The floor studs need to be 41" apart (outside dimension), same for front and back.  The diagonal measurements between the studs need to be as close to identical as possible... mine were just under 46".  Once everything was aligned and square, we put the seat in the car for a test fit.  It neatly dropped in place the first time, and fit beautifully!  We then removed the seat, removed the brackets, and painted them.

Painted with hammer tone silver Rustoleum.  Note the elongated holes on the driver's side... this was necessary in order to get the diagonal measurements to match, and the brackets to fit.
Finished brackets in position!  Note how the front studs are now about 2" from the front of the seat.  We have achieved the goal of moving the seat 2" rearward!

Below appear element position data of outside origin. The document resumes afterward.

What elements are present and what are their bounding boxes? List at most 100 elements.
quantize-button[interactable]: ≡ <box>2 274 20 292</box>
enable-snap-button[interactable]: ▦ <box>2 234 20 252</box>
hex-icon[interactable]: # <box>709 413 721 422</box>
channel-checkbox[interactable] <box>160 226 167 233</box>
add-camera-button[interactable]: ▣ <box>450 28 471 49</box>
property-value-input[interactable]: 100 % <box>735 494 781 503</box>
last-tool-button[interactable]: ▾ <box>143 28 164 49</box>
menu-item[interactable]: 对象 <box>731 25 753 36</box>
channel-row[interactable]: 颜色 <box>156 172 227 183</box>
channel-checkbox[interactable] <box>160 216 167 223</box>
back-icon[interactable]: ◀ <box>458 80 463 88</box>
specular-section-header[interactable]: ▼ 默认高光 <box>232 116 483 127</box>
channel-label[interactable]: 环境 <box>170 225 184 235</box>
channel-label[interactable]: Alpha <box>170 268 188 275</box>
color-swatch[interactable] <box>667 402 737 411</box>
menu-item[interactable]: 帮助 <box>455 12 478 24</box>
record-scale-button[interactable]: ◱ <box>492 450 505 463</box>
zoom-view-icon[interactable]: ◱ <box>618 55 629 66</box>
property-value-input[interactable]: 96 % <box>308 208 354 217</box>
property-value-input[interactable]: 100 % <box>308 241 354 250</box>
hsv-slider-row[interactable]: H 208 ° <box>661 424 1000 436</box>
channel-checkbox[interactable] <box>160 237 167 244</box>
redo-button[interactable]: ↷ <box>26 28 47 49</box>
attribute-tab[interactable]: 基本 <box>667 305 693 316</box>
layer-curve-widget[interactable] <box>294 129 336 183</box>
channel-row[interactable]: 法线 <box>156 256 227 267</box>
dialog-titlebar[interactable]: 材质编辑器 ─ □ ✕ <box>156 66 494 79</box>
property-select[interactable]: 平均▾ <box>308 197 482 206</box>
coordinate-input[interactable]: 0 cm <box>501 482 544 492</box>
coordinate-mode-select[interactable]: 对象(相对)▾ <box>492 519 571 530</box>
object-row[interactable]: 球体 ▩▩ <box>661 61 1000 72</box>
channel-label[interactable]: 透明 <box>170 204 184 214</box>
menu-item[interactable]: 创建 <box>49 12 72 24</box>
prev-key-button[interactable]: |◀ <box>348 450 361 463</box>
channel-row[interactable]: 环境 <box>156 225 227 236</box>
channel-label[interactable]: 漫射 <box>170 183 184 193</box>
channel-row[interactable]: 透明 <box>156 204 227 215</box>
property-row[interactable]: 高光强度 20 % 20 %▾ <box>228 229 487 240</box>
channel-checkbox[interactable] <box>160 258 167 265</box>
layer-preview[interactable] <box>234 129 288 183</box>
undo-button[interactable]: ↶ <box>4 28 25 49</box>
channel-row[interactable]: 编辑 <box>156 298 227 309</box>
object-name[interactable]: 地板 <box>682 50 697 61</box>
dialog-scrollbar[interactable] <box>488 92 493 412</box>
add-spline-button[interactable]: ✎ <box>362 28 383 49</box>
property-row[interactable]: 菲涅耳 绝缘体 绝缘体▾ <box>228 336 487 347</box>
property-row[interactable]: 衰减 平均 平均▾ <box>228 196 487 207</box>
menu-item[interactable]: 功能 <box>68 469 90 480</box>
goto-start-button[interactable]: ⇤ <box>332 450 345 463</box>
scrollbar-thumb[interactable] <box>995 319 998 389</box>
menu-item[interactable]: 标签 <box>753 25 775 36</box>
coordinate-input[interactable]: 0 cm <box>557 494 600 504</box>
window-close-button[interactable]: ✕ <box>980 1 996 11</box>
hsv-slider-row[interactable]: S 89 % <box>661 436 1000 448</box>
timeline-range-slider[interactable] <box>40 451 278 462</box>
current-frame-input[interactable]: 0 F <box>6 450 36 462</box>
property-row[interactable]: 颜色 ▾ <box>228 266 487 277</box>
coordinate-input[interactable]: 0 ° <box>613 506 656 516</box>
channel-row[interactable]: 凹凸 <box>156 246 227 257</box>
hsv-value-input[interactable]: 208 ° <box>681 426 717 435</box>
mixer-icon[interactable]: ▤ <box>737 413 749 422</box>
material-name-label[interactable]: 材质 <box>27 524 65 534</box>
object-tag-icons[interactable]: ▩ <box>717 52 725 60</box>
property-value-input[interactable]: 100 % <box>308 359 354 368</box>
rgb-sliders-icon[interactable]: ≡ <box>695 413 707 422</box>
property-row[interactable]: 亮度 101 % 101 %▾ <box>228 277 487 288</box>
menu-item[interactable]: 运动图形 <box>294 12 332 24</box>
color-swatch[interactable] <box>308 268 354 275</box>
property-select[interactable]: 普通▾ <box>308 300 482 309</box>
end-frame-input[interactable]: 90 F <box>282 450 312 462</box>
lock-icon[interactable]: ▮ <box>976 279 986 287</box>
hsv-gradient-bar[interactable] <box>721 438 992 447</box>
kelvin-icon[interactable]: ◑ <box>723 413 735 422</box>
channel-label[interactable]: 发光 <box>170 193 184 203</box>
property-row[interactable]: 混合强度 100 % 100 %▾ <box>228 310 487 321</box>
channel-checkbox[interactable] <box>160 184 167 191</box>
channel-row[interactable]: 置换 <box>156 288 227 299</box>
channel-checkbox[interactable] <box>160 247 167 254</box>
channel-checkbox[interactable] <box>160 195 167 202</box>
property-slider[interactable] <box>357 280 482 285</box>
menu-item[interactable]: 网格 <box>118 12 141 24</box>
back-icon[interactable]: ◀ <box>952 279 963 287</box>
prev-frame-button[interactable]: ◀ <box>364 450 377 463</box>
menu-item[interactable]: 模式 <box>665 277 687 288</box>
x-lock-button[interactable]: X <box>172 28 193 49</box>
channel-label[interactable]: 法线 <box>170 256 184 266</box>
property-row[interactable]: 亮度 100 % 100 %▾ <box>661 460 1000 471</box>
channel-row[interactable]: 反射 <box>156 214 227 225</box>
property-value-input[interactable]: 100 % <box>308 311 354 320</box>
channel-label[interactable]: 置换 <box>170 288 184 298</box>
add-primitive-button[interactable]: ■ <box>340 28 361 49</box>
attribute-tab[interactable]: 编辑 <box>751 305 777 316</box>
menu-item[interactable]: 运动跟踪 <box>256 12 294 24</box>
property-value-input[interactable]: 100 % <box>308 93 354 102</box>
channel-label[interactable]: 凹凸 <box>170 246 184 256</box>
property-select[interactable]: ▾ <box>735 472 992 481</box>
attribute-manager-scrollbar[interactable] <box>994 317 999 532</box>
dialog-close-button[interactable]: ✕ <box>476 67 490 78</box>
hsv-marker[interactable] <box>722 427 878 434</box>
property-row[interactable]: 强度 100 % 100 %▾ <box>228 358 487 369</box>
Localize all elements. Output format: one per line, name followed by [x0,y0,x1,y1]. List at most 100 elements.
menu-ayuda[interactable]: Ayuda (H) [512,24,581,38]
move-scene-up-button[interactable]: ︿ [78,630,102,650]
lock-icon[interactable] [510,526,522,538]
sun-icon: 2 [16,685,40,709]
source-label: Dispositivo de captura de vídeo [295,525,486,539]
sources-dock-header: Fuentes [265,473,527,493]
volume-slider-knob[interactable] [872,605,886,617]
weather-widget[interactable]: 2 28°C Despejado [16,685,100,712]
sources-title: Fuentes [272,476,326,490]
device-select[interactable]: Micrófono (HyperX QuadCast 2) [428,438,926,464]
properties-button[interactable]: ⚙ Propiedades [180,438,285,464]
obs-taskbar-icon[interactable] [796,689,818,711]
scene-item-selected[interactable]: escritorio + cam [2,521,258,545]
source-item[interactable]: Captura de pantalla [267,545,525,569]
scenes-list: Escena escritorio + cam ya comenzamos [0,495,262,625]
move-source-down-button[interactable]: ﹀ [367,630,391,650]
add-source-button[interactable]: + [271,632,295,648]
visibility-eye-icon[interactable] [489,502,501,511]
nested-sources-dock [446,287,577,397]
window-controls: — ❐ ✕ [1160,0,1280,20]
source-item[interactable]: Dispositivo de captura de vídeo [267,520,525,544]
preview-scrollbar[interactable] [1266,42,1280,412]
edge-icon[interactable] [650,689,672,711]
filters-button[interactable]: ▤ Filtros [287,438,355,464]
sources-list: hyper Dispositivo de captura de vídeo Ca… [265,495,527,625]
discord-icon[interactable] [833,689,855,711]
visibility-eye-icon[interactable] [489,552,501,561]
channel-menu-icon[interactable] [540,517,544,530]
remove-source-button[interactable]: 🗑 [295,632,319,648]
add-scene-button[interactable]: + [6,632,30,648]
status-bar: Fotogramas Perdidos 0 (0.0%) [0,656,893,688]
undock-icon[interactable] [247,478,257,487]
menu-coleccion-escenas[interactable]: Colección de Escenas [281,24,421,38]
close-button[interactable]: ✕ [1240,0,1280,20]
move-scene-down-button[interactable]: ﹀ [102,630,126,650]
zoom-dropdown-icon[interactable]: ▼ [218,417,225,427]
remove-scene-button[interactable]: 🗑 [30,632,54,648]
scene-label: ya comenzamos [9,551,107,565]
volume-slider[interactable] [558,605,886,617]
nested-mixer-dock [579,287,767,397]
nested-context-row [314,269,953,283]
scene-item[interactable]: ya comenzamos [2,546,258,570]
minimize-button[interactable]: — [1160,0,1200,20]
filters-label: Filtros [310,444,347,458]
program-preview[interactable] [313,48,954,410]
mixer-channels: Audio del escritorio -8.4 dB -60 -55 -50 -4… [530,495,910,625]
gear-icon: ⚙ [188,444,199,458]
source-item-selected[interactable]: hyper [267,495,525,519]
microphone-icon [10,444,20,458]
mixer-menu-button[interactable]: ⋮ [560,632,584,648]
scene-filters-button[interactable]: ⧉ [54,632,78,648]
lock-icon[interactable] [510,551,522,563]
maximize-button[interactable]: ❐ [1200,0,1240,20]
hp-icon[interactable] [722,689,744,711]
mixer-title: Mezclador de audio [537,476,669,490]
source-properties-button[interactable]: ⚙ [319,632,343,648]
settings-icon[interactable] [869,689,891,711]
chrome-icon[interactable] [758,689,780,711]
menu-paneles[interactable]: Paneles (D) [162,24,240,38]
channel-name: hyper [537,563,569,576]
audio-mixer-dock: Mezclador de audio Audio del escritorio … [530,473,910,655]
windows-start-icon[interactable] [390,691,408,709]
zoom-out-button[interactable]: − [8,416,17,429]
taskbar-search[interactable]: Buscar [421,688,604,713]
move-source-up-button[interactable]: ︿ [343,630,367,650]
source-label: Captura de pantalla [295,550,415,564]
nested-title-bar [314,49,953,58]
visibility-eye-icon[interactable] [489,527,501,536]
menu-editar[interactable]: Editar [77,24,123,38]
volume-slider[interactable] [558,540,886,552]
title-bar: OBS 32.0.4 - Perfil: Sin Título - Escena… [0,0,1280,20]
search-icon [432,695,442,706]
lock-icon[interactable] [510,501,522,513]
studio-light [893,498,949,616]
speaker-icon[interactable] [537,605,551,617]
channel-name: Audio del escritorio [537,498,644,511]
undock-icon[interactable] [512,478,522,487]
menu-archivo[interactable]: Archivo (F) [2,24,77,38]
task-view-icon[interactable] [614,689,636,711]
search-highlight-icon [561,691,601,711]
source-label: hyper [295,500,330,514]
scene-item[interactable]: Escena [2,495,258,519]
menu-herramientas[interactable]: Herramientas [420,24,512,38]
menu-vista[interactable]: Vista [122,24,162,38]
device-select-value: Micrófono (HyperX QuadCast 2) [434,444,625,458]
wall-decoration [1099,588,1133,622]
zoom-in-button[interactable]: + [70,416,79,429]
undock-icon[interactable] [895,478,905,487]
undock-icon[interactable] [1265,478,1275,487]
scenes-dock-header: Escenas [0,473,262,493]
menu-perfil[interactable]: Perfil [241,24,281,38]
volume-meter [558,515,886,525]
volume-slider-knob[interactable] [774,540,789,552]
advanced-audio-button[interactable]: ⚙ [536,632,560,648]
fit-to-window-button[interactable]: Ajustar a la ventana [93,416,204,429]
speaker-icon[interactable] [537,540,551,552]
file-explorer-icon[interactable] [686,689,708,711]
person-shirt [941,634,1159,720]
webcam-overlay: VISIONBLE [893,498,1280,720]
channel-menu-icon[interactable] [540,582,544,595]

Side view, showing how low the seat will be.   
I ended up putting a stack of fender washers above the front of the bracket when bolting it up,  which raised the front of the seat a little.  I would have been better off using a 1 1/2" section of square tubing in the front, instead of 1".

I did some electrical work under the dash while the seat was out: installed a dual zone preamp/equalizer for the stereo, and 4-way flashers... but I'll talk about that in another post.  We re-installed the seat yesterday and took a little drive.  I find the increased legroom to be more comfortable, but my 6 foot son finds it essential for safe driving.  I'm hoping that his right foot won't be going to sleep during our next long drive!